Российские города равнодушно гордятся своими годами, и блеск одних годов затмевается глухим предвестьем других. Кичится Киев 988 годом, когда голая Русь полезла в святую днепровскую воду, таща за собой Перунов и Даждь-богов. Привычно, как купчиха тысячным перстнем, гордится Москва 1812 годом, — а в перстне играет зловещий отсвет залпов и пожаров кривых улиц Пресни. Ревниво хранит Севастополь пороховую славу одиннадцати месяцев 1855 года, — и с дымом нахимовских бастионов смешивается дым догорающего крейсера «Очаков». На башне царицы Сумбеки хмурым царским орлом застыл год 1552, когда Казань перестала быть ханством, а под башней, выкинутые из лавок и дворцов пугачевскими толпами 1774 года, втоптаны в грязь шелка, товары и животы купцов, камзолы, ордена и пудреные головы дворян. Кавказ подымает к снеговым вершинам десятки годов жестокой и темной истории завоевания его аулов.
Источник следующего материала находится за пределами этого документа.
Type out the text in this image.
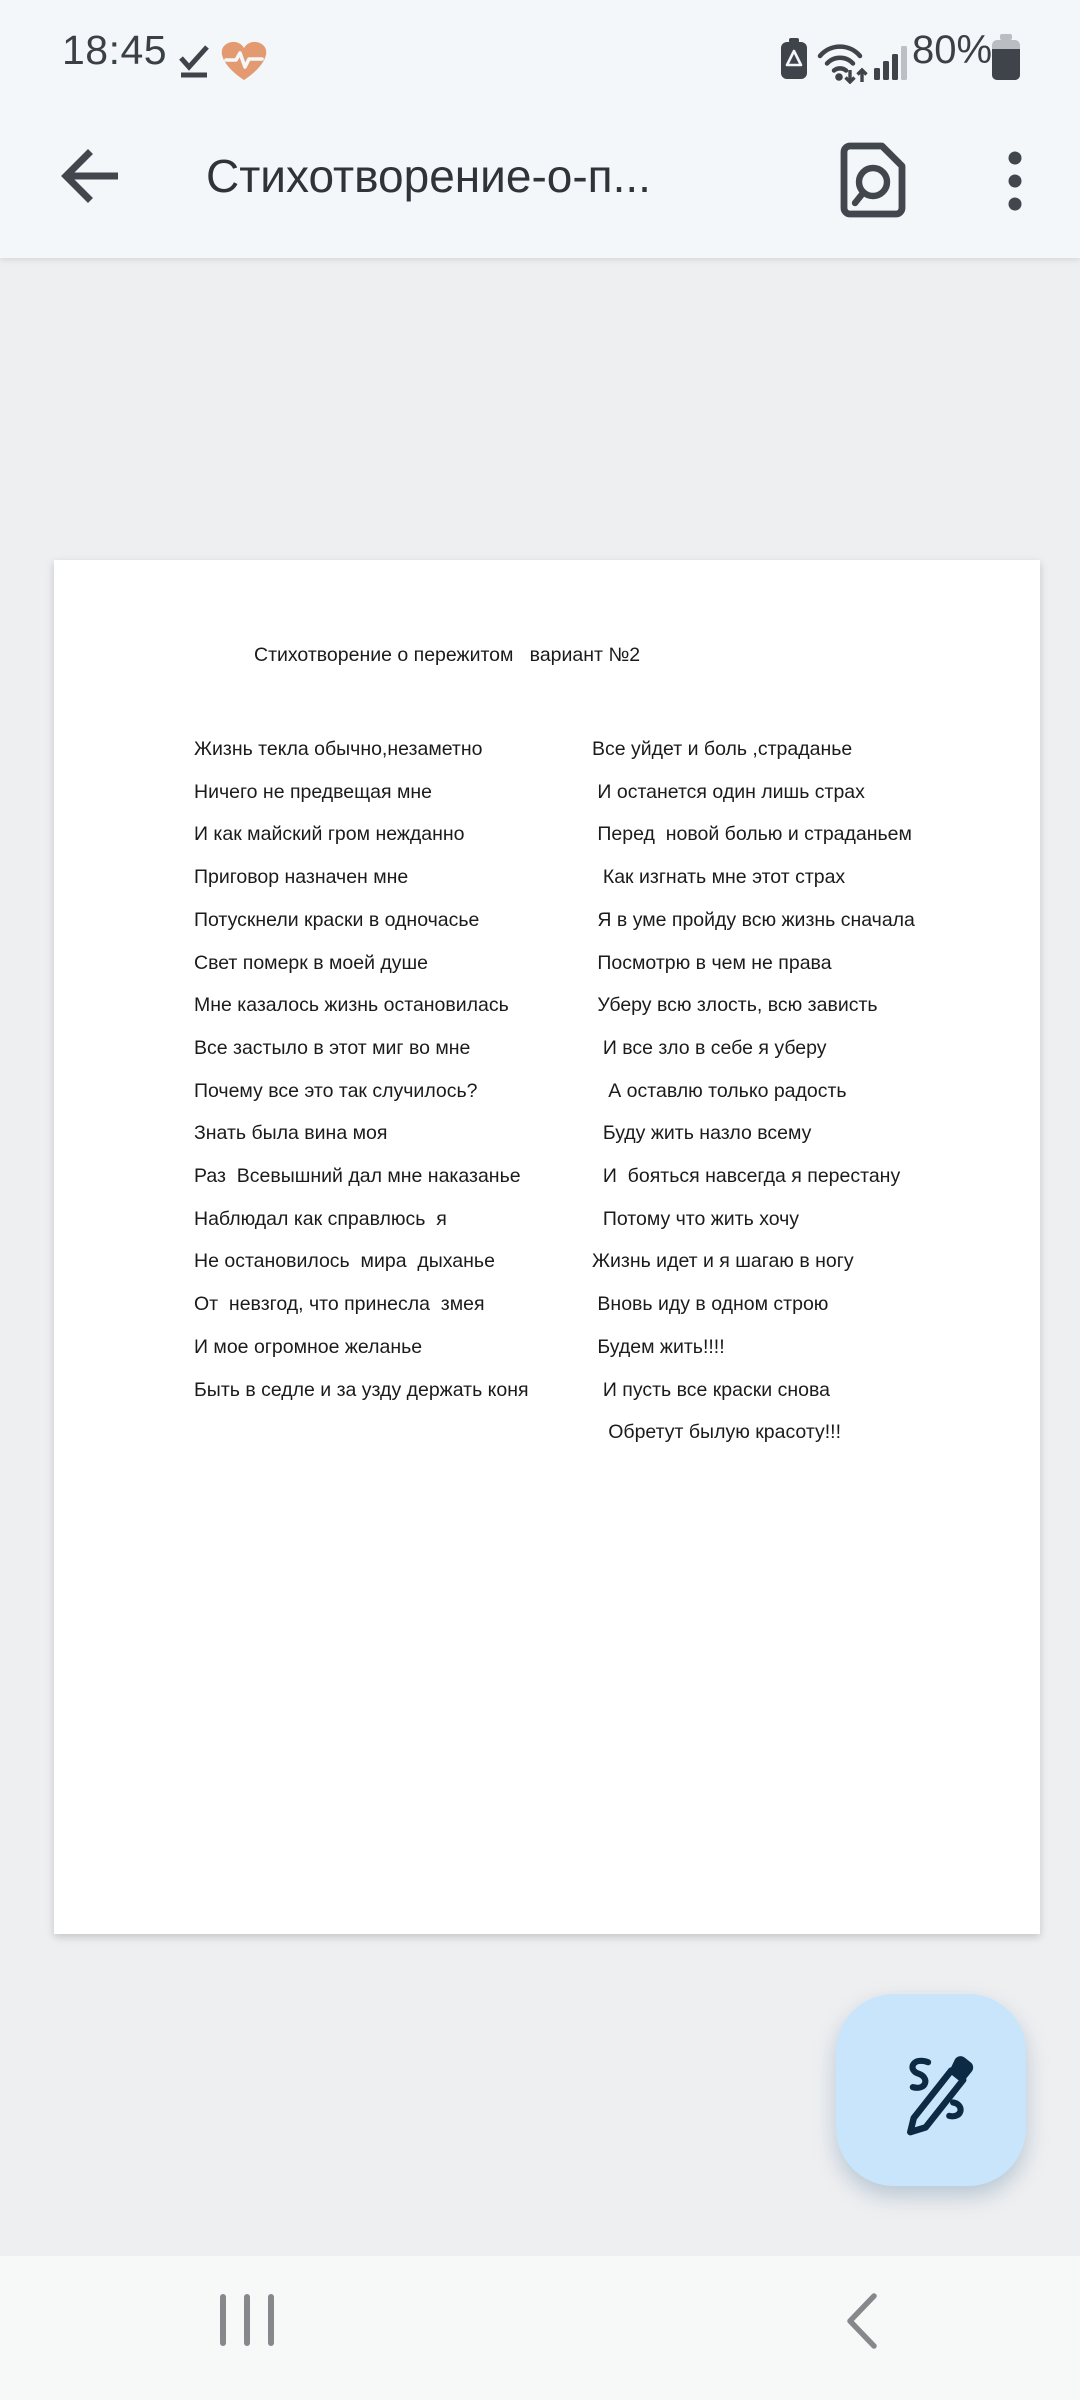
18:45	80%
Стихотворение-о-п...
Стихотворение о пережитом   вариант №2
Жизнь текла обычно,незаметно
Ничего не предвещая мне
И как майский гром нежданно
Приговор назначен мне
Потускнели краски в одночасье
Свет померк в моей душе
Мне казалось жизнь остановилась
Все застыло в этот миг во мне
Почему все это так случилось?
Знать была вина моя
Раз  Всевышний дал мне наказанье
Наблюдал как справлюсь  я
Не остановилось  мира  дыханье
От  невзгод, что принесла  змея
И мое огромное желанье
Быть в седле и за узду держать коня
Все уйдет и боль ,страданье
И останется один лишь страх
Перед  новой болью и страданьем
Как изгнать мне этот страх
Я в уме пройду всю жизнь сначала
Посмотрю в чем не права
Уберу всю злость, всю зависть
И все зло в себе я уберу
А оставлю только радость
Буду жить назло всему
И  бояться навсегда я перестану
Потому что жить хочу
Жизнь идет и я шагаю в ногу
Вновь иду в одном строю
Будем жить!!!!
И пусть все краски снова
Обретут былую красоту!!!
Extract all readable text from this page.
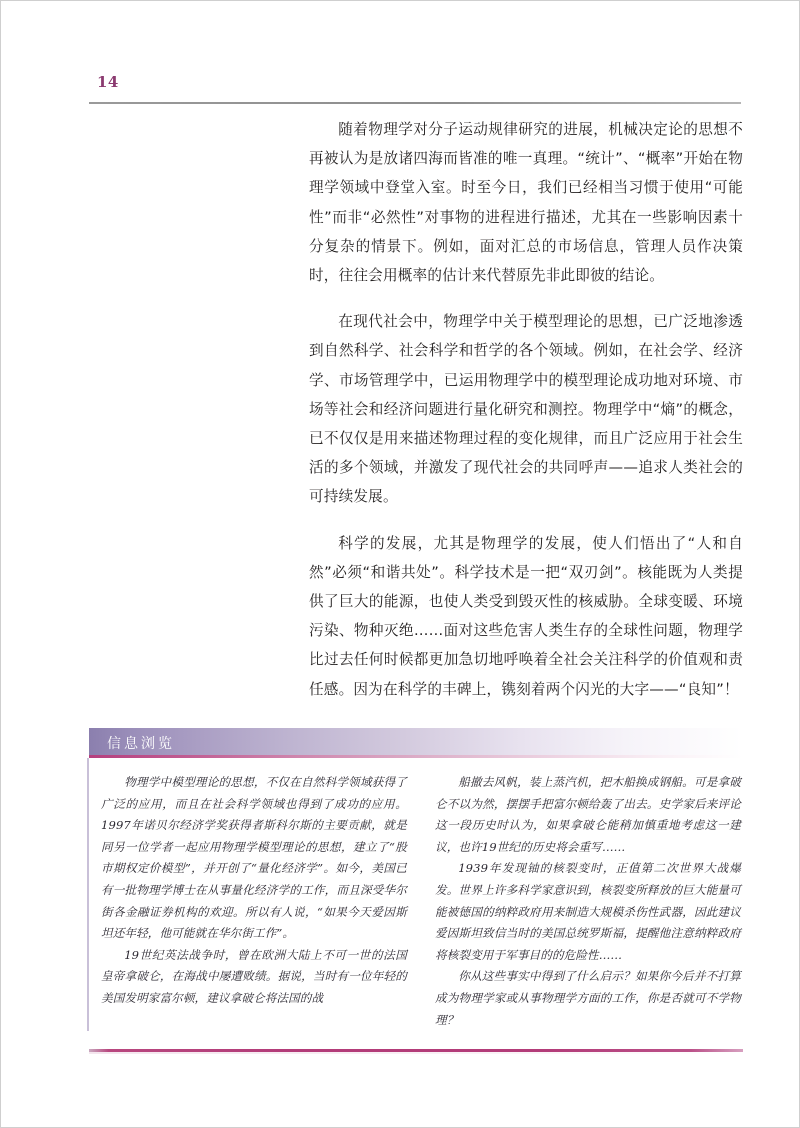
14

随着物理学对分子运动规律研究的进展，机械决定论的思想不再被认为是放诸四海而皆准的唯一真理。“统计”、“概率”开始在物理学领域中登堂入室。时至今日，我们已经相当习惯于使用“可能性”而非“必然性”对事物的进程进行描述，尤其在一些影响因素十分复杂的情景下。例如，面对汇总的市场信息，管理人员作决策时，往往会用概率的估计来代替原先非此即彼的结论。

在现代社会中，物理学中关于模型理论的思想，已广泛地渗透到自然科学、社会科学和哲学的各个领域。例如，在社会学、经济学、市场管理学中，已运用物理学中的模型理论成功地对环境、市场等社会和经济问题进行量化研究和测控。物理学中“熵”的概念，已不仅仅是用来描述物理过程的变化规律，而且广泛应用于社会生活的多个领域，并激发了现代社会的共同呼声——追求人类社会的可持续发展。

科学的发展，尤其是物理学的发展，使人们悟出了“人和自然”必须“和谐共处”。科学技术是一把“双刃剑”。核能既为人类提供了巨大的能源，也使人类受到毁灭性的核威胁。全球变暖、环境污染、物种灭绝……面对这些危害人类生存的全球性问题，物理学比过去任何时候都更加急切地呼唤着全社会关注科学的价值观和责任感。因为在科学的丰碑上，镌刻着两个闪光的大字——“良知”！

信息浏览

物理学中模型理论的思想，不仅在自然科学领域获得了广泛的应用，而且在社会科学领域也得到了成功的应用。1997年诺贝尔经济学奖获得者斯科尔斯的主要贡献，就是同另一位学者一起应用物理学模型理论的思想，建立了“股市期权定价模型”，并开创了“量化经济学”。如今，美国已有一批物理学博士在从事量化经济学的工作，而且深受华尔街各金融证券机构的欢迎。所以有人说，“如果今天爱因斯坦还年轻，他可能就在华尔街工作”。

19世纪英法战争时，曾在欧洲大陆上不可一世的法国皇帝拿破仑，在海战中屡遭败绩。据说，当时有一位年轻的美国发明家富尔顿，建议拿破仑将法国的战

船撤去风帆，装上蒸汽机，把木船换成钢船。可是拿破仑不以为然，摆摆手把富尔顿给轰了出去。史学家后来评论这一段历史时认为，如果拿破仑能稍加慎重地考虑这一建议，也许19世纪的历史将会重写……

1939年发现铀的核裂变时，正值第二次世界大战爆发。世界上许多科学家意识到，核裂变所释放的巨大能量可能被德国的纳粹政府用来制造大规模杀伤性武器，因此建议爱因斯坦致信当时的美国总统罗斯福，提醒他注意纳粹政府将核裂变用于军事目的的危险性……

你从这些事实中得到了什么启示？如果你今后并不打算成为物理学家或从事物理学方面的工作，你是否就可不学物理？
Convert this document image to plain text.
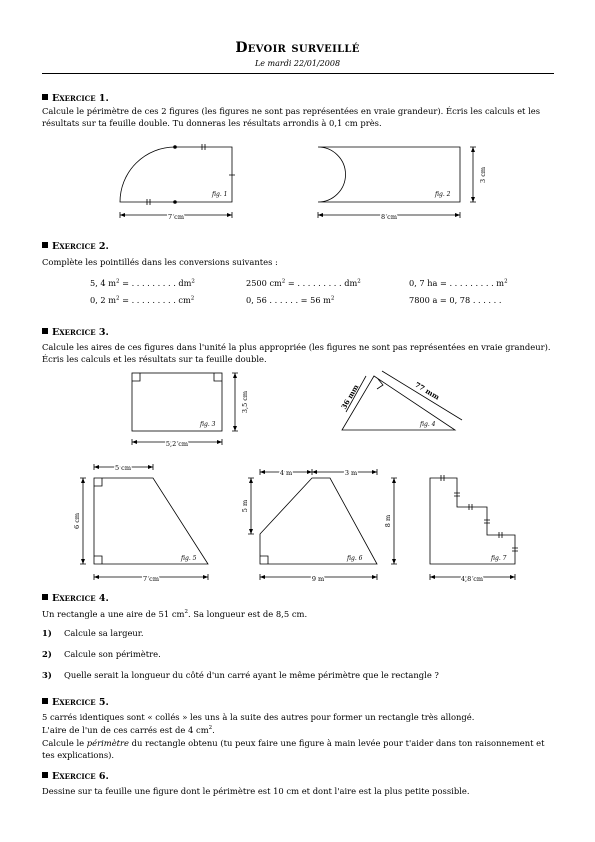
Devoir surveillé
Le mardi 22/01/2008
Exercice 1.
Calcule le périmètre de ces 2 figures (les figures ne sont pas représentées en vraie grandeur). Écris les calculs et les résultats sur ta feuille double. Tu donneras les résultats arrondis à 0,1 cm près.
fig. 1	fig. 2
fig. 3	fig. 4
fig. 5	fig. 6	fig. 7
7 cm	8 cm
3 cm
5,2 cm
3,5 cm	36 mm	77 mm
5 cm
6 cm
7 cm
4 m	3 m
5 m
8 m
9 m	4,8 cm
Exercice 2.
Complète les pointillés dans les conversions suivantes :
5, 4 $m^2$ = . . . . . . . . . $dm^2$	2500 $cm^2$ = . . . . . . . . . $dm^2$	0, 7 ha = . . . . . . . . . $m^2$
0, 2 $m^2$ = . . . . . . . . . $cm^2$	0, 56 . . . . . . = 56 $m^2$	7800 a = 0, 78 . . . . . .
Exercice 3.
Calcule les aires de ces figures dans l'unité la plus appropriée (les figures ne sont pas représentées en vraie grandeur). Écris les calculs et les résultats sur ta feuille double.
Exercice 4.
Un rectangle a une aire de 51 $cm^2$. Sa longueur est de 8,5 cm.
1) Calcule sa largeur.
2) Calcule son périmètre.
3) Quelle serait la longueur du côté d'un carré ayant le même périmètre que le rectangle ?
Exercice 5.
5 carrés identiques sont « collés » les uns à la suite des autres pour former un rectangle très allongé.
L'aire de l'un de ces carrés est de 4 $cm^2$.
Calcule le périmètre du rectangle obtenu (tu peux faire une figure à main levée pour t'aider dans ton raisonnement et tes explications).
Exercice 6.
Dessine sur ta feuille une figure dont le périmètre est 10 cm et dont l'aire est la plus petite possible.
Иртыш качает в желтых струях год 1582, когда на тундры, тайгу и многоводные сибирские реки легло хмурое и тяжелое слово: «Сибирское царство». Угрюмо хранит Гельсингфорс год 1809, год окончательного присоединения Финляндии «к семье российских народов».

И молчат города, все города Российской империи, смотря сквозь дымные и теплой кровью сочащиеся цифры 1904–1905, - смотря сквозь них вперед, в мутную и неизвестную даль грядущих годов, молчат и идут за российским медлительным временем ленивой, бестолковой, толкающейся толпой, сами не зная, куда гонит их гербовая министерская бумага из Санкт-Петербурга…

Они идут покорной толпой — разноязычные, разнолицые, в разное время завоеванные города, княжества и царства: Москва, Киев, Владимир, Новгород, царство Казанское, Астраханское, царство Польское, Сибирское царство, Псковское государство, царство Херсонеса Таврического и Грузинское царство, великое княжество Смоленское, Литовское, Волынское, Подольское, Новагорода низовские земли великое княжество, великое княжество Финляндское, княжество Эстляндское, Курляндское, Лифляндское, Семигальское, Самогитское, Вятское, Югорское, земли иверские, кабардинские и карталинские, область Арменская, государство Туркестанское, — все владения, перечисленные в титуле императора и самодержца всероссийского, царя польского, великого князя финляндского и прочая, и прочая, и прочая. И идет среди них Финляндия, хмурая, как темь её лесов, твердая, как гранит её скал, непонятная, как её язык, и враждебная, как колония. В этой толпе российских княжеств и азиатских царств она идет, ненавидя и молча, твердым финским временем. Не в пример всем им, великое княжество Финляндское, «составляя нераздельную часть государства Российского, во внутренних своих делах управляется особыми установлениями на основании особого законодательства».